A lot of families sacrifice a lot to get their kids here, Shobe said. "Injuries, surgeries, time from their husbands at dinner because they're driving back and forth (to the gym)."
The girls understand that dedication, which is part of the reason they're so close, they say.
"We can sympathize with each other and vent to each other, like 'I didn't get to bed until 2 o'clock last night,' " said Watts.
"Yeah, I get really annoyed when my friends complain, 'I only got six hours of sleep last night,' said Hawkins. "That's how much I get every night."
They've all three suffered injuries in recent years.
Hawkins has had three surgeries on her elbow, and Watts and Persinger both had a stress fracture in their foot last competition season.
But they kept on practicing and competing, knowing scholarships were on the line.
But it's not all hardships. For these girls, gymnastics also means closet-sharing.
"We don't just buy for ourselves," said Watts. "We bring bags of clothes to the gym and rotate them around."
"One of us will say, 'Oh, look I got new shoes!' and then the others will say, 'Oh when can I borrow them?' " said Hawkins.
Last spring, the three girls wanted to go to prom together, so Hawkins took Persinger and they went in a group with Watts and her date to Providence's prom. They all had nationals competition in Texas the day before.
"We were in competition mode, and then as soon as the competition was over, we were getting primped for prom," said Persinger, who wore curlers in her hair on the flight home.
"When we got in, we had an hour to get ready, so we were just throwing our clothes on," said Hawkins. "That was so fun. It was the greatest."
It's a different kind of friendship, not a surface-level, Facebook-type friendship, Shobe said.
"Twenty-four hours a week, you spend shoulder-to-shoulder. It's hard times, it's happy times."
Though in some competitions the total team score is paramount, Hawkins, Watts and Persinger are often competing against one another. They say people always ask them what that's like: Is there jealousy? Frustration?

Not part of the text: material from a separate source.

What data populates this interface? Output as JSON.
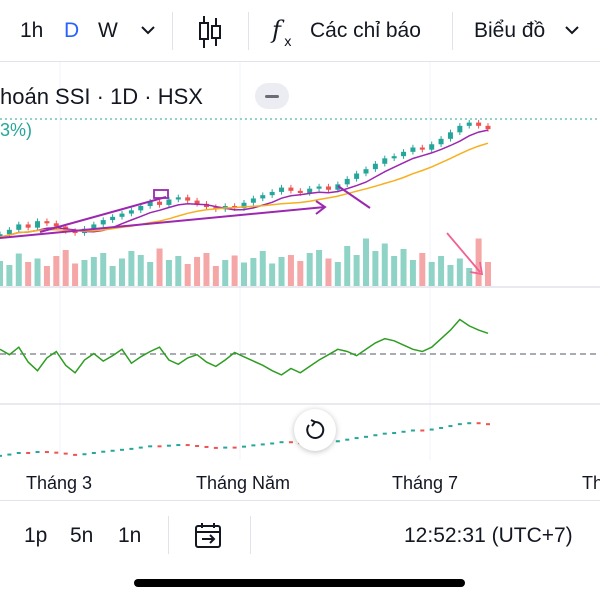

The girls are quick to reply: No. At competition, they each receive scores in every event - uneven bars, vault, floor and beam - but each girl has her own strengths. Hawkins prefers floor and vault. Watts is partial to floor and beam. Persinger enjoys beam and bar the most. "I don't compare myself," said Hawkins. "If one of us beats another or wins, we all win."
"We're a team," said Persinger.
After practice last week, the girls tried on their new competition leotards, all red (the gym's color for the season) but each is unique. As seniors, they're allowed to design their own.
The three girls designed the rhinestone-laden leotards together, huddled around one laptop. Hawkins' has silver swirls down the side and sleeves. Watts' has one larger silver swirling pattern across her torso. And Persinger's leotard is half-red, half-white, with black and silver waves.
It's the first public sign that they'll be going their separate ways.
But they'd rather not talk about that.
"It's going to be really tough," said Hawkins.
"We're all so sad about leaving each other," said Persinger. "Sometimes we'll talk about it again, and we almost start crying. Our little dream is to get a place in L.A. after college, when we're done with the sport."
Because they earned scholarships to big state universities, for the next four years, they'll still compete against - and cheer for - one another.
And when practice is finished for the day, and they're nestled in their dorm rooms, they plan to chat on Skype every night.
They might even continue swapping clothes.
"I'm going to use UPS," said Persinger. "I'll call and say, 'Excuse me, I need a pair of jeans!' "
After practice last week, the trio spent a while laughing, reminiscing and talking about what freshman year will hold.
"It will be a great new experience, and I'll miss my family and friends," said Watts. "But these girls, they're still going to be my siblings."